Why does this matter? Well, in the era of sending dogs off to professionals for pre-season tune-ups, the Chessie is at a disadvantage. Labs take well to this kind of arrangement, but it makes less sense for the average Chessie. In a situation like this, the Chessie will likely think, “Who is this guy and why does he think he can tell me what to do?” With a Chessie, the do-it-yourself trainer tends to fare better than those who hope to farm out a portion of the work.

House Friendliness
Advantage: Labrador Retriever
If not for their calm, pleasant demeanor in the home, Labs would not be consistently ranked as America’s most popular dog breed by the American Kennel Club. He is a great family pet, which is also important to hunters now that “Dad’s hunting dog” is increasingly more likely to be found at the foot of the bed rather than out back in the kennel.

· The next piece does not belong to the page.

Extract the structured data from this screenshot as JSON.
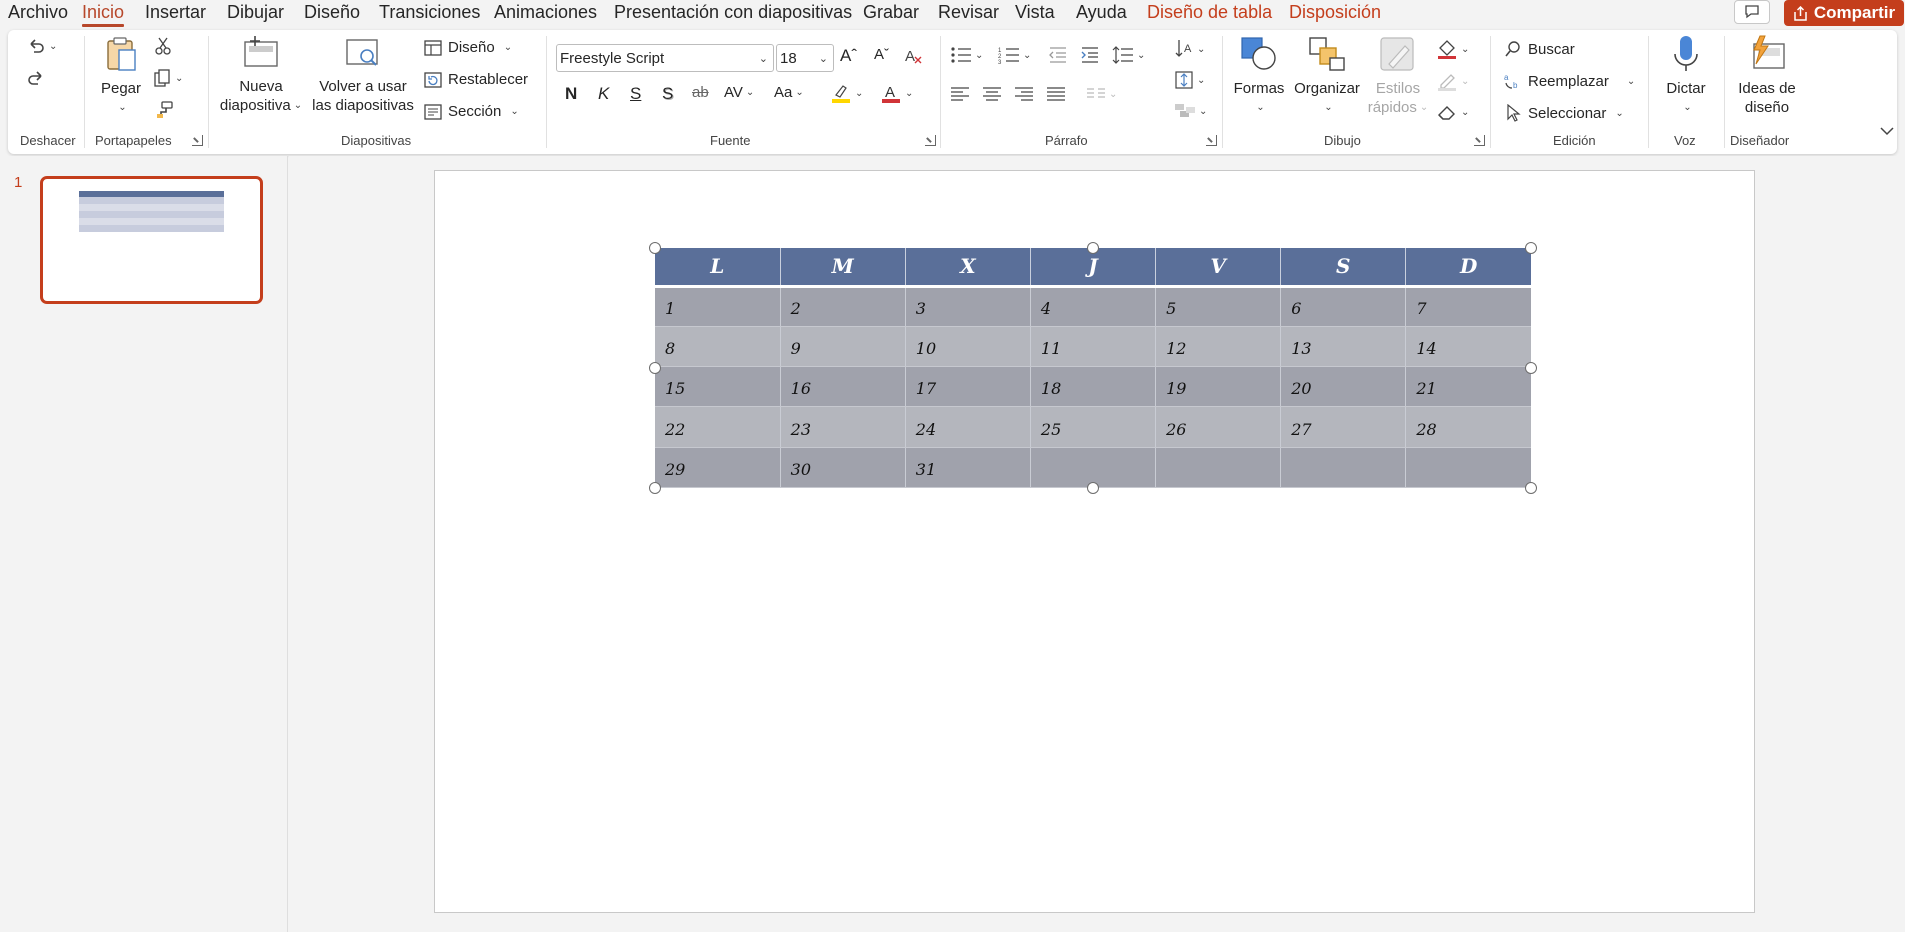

While Chessies tend to be highly protective and loyal to one man, Labs typically greet anyone who walks through the door with a warm welcome. As a final consideration, note that Chessies do have a distinct odor to their oily coats. It reminds me of a duck blind, but for that reason my spouse prefers the scent of a Lab.

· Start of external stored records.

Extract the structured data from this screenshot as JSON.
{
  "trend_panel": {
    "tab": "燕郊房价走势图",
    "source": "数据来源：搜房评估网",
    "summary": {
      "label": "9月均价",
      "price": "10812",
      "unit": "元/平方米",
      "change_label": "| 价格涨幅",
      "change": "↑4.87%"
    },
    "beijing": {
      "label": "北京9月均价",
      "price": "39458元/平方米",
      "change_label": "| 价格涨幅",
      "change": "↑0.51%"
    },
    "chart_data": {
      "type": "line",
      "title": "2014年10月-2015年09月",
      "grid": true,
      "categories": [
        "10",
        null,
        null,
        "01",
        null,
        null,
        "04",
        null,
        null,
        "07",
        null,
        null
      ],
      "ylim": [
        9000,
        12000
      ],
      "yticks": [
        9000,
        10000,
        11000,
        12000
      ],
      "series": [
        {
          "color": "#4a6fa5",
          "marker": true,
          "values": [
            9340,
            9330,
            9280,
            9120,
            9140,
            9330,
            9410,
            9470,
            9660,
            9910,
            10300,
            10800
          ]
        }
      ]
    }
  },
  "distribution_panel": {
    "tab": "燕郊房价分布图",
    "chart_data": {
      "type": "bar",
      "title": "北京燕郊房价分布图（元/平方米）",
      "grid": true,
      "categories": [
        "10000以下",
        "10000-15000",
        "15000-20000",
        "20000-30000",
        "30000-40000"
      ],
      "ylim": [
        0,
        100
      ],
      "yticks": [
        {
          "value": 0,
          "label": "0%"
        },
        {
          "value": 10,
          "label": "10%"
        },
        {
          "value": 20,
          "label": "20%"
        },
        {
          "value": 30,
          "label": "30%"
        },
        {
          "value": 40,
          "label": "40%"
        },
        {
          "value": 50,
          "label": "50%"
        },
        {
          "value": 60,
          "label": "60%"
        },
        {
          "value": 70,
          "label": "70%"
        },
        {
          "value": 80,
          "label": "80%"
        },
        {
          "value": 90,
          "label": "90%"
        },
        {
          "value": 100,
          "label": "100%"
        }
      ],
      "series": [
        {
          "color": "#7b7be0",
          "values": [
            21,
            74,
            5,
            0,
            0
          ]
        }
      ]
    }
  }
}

Which breed is the overall superior choice? That question bears no answer—it seems the only commonalities Labs and Chessies share is a set of four legs and a drive for retrieving ducks. Both offer advantages to particular types of hunters. The key in selecting the right dog is, then, to know yourself.

  • RKK Kennels

    I have to agree with everything but the up land hunting. Chesapeake’s are just as good if not better than a lab at Pheasant Hunting. My husband has been upland hunting since he was a young teen he is now over 50 he has hunted over many different breeds and last 20 he has only had a Chesapeake we now breed them as well, and as a family dog there is no other breed for me. These are pictures of my boy Doogie he pointed/flushed birds at 6 months of age until the day he passed there was no better upland dog. The young boy in the snow is his son Tank at 4 months old and he is now 4. It’s a great read!

  • mabarker_too

    A lot of choosing which dog is the bond between the person and dog. I knew a Chessie from a distance when I was very young and a few years later I met a friend’s dog, Dutch, up close and personal. Something clicked with me then and I couldn’t wait til I could get one of my own. I finally talked my mom into it(she didn’t trust them, Dad grew up around them) and we got one while I was still in school. She moved out to a rented farmhouse with me and lived out her final years stalking frogs at the pond and taking walks every night after work(the dog, not my mom). Since then I have only had Chessies and I couldn’t be happier. My folks always went with Labs and I now have my dad’s Lab and a Chessie. And you’re right–they only similarity is they both have 4 legs. I am just not on the same wavelength with the Lab. I love her and take good care of her, but there is no bond like I have with my Chessie. I just could never be without one again.

  • Delmar Seematter

    We bought a yellow lab two years ago and couldn’t be happier with her, a delight in the house, ducks, pheasants, prairie chicken, even quail, she does them all. I can’t compare her with a Chessie, but I have had setters, GWP’s, vizslas, springer spaniels, GSP’s, lots of English pointers. I won’t say she is the best dog I have ever owned, I have had some good ones, but training was a breeze, (a work in progress), her attitude is all lab, always willing to please! Best of all she’s my wife’s best friend! What more could a guy ask for???